This month’s “frugal challenge” is ½ challenge and ½ pro tip. I’m going to show you a simple way to make $300 this month, and it’s a strategy that you can use to supplement your credit card rewards moving forward. Note: the offer discussed below only applies to 15 states* but you can use this concept with banks in your area, because they almost certainly offer similar deals.
Background: I’ve been using travel rewards for a while now, as have many of our readers. But I can’t believe that, until recently, I was not aware of bank account bonuses and just how lucrative they can be. This post explains what a bank bonus is, some pros and cons vs. credit card rewards, and a link (NOT an affiliate link) to get you started.
What’s a Bank Account Bonus?
It’s simple…a bank account bonus or “checking” bonus is much like the credit card bonuses we write about so frequently. Except rather than there being a minimum spend requirement, there is often a minimum deposit requirement, and maybe a few other small requirements, such as making direct deposits or purchases with a debit card.

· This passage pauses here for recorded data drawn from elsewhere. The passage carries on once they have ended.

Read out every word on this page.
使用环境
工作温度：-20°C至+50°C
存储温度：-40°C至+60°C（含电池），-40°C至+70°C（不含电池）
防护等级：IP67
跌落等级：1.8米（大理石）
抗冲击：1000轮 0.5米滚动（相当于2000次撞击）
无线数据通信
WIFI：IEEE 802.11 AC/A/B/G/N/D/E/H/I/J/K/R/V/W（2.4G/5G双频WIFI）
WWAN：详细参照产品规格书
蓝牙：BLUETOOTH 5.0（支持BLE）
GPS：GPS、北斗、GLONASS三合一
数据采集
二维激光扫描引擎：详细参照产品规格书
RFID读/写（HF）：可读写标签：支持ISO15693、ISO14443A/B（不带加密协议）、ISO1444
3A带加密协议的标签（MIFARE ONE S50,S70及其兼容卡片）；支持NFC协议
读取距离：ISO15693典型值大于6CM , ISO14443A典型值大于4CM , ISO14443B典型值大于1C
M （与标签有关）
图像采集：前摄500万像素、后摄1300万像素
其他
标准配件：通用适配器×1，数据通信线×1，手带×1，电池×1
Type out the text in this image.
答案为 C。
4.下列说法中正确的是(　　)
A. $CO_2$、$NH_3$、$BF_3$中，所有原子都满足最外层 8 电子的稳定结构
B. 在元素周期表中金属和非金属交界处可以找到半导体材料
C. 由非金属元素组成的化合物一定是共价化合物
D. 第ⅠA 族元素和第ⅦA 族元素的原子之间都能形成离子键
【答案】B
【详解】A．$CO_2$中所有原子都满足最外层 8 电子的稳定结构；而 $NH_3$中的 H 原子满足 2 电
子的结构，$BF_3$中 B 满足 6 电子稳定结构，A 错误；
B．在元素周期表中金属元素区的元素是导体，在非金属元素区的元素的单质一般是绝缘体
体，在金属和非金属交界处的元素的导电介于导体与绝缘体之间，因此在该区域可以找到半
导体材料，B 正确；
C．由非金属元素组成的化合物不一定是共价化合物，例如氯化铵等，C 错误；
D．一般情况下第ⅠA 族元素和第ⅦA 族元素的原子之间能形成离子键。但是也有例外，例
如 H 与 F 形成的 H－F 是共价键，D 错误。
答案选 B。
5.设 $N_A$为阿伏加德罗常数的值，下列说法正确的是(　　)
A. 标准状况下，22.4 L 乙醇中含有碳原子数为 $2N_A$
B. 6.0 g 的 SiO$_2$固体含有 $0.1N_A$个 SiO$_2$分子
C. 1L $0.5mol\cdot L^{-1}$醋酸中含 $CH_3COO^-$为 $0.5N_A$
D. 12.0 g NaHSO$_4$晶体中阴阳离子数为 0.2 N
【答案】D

For over six years, my wife and I only had one checking account. I never gave much thought to needing any more, but it actually makes sense. Putting some money into an additional savings or checking account can be a good way to store your emergency fund outside of your day-to-day account. So we basically put our emergency savings in a secondary checking account where we can just forget about it (it’s also a very nice surprise to remember it’s there, ha!).
Pros and Cons vs. Credit Card Rewards
Also, just like with credit card rewards, this is a great way to make your money work for you just a little bit more. With CC rewards the idea is: if you have to spend money, why not make more money back on what you spend? Here, the idea is: if you have a pile of money sitting in a bank account, why not earn more money from it?
Here are the main pros and cons of checking account bonuses, in my opinion.
- Little to no real “spending” required
- Fees are easy to avoid (unlike credit cards with automatic annual fees)
- Easy to get approved
- Bonuses can be quite lucrative
- Some bonuses allow Paypal and other similar methods to count toward the direct deposit requirement
- Can scale the strategy up if you want more accounts/bonuses
- Can be used to store an emergency fund
- Accounts are easy to close if you change your mind
- For many accounts you have to maintain a certain balance to avoid fees
- Many bonuses require multiple direct deposits, which you often need to coordinate with your payroll
- The bonuses are taxable (unlike credit card rewards, in general); and banks may not issue a tax form, so you need to be proactive in reporting
- If money gets tight, you might not like having it spread out in multiple accounts
- Requires organization to keep track of bonuses, balance requirements, etc. (though this is also true for CC rewards)
- Bonuses are lucrative given little/no spending is required, but they aren’t as big as most CC bonuses
Overall, I think if you’re the type of person that likes credit card rewards and has the organizational skills to keep up with them, then you would also like bank bonuses.
A $300 Offer
Here’s a great offer to get you started.
PNC currently has a $300 bonus offer when you meet the following:
- Open the Virtual Wallet with Performance Select Account
- Make $5,000 of qualifying direct deposits within 60 days
- Make 10 or more purchases (for any amount) with your PNC debit card
If you keep more than $5,000 in the account at all times, there is no monthly service fee. It’s really that straightforward, and if you meet those requirements, you will earn the $300 bonus. But this deal can be even sweeter.
Your mileage may vary, but there have been many reports that you can fund $2,000 of the initial deposit with a credit card. The only thing you’ll want to do first is lower your cash advance limit on your credit card, just in case the transaction gets coded that way. But reports indicate that for many major credit cards, it codes as a purchase, which means you can use the $2,000 toward a minimum credit card spend. When I opened this account, I partially funded it with my Chase Sapphire Reserve, and that counted as a purchase.
Also, it looks like Paypal counts as direct deposit for this bonus. That was the case for me, and there are other data point confirming this. Lots of sole proprietors out there make money via Paypal, so to me it makes sense that for some people Paypal really is the equivalent of direct deposit.
Again, here is the link to the offer.
But I want to emphasize that the credit card funding and Paypal perks are not guarantees. So do your own research and move forward as you are comfortable.
Even without those perks, $300 in cold hard cash for just storing your money is a pretty sweet deal. Good luck!
*The deal appears to be available in: AL, DC, DE, FL, GA, IL, IN, KY, MD, MI, MO, NC, NJ, NY, OH, PA, SC, VA, WI, and WV.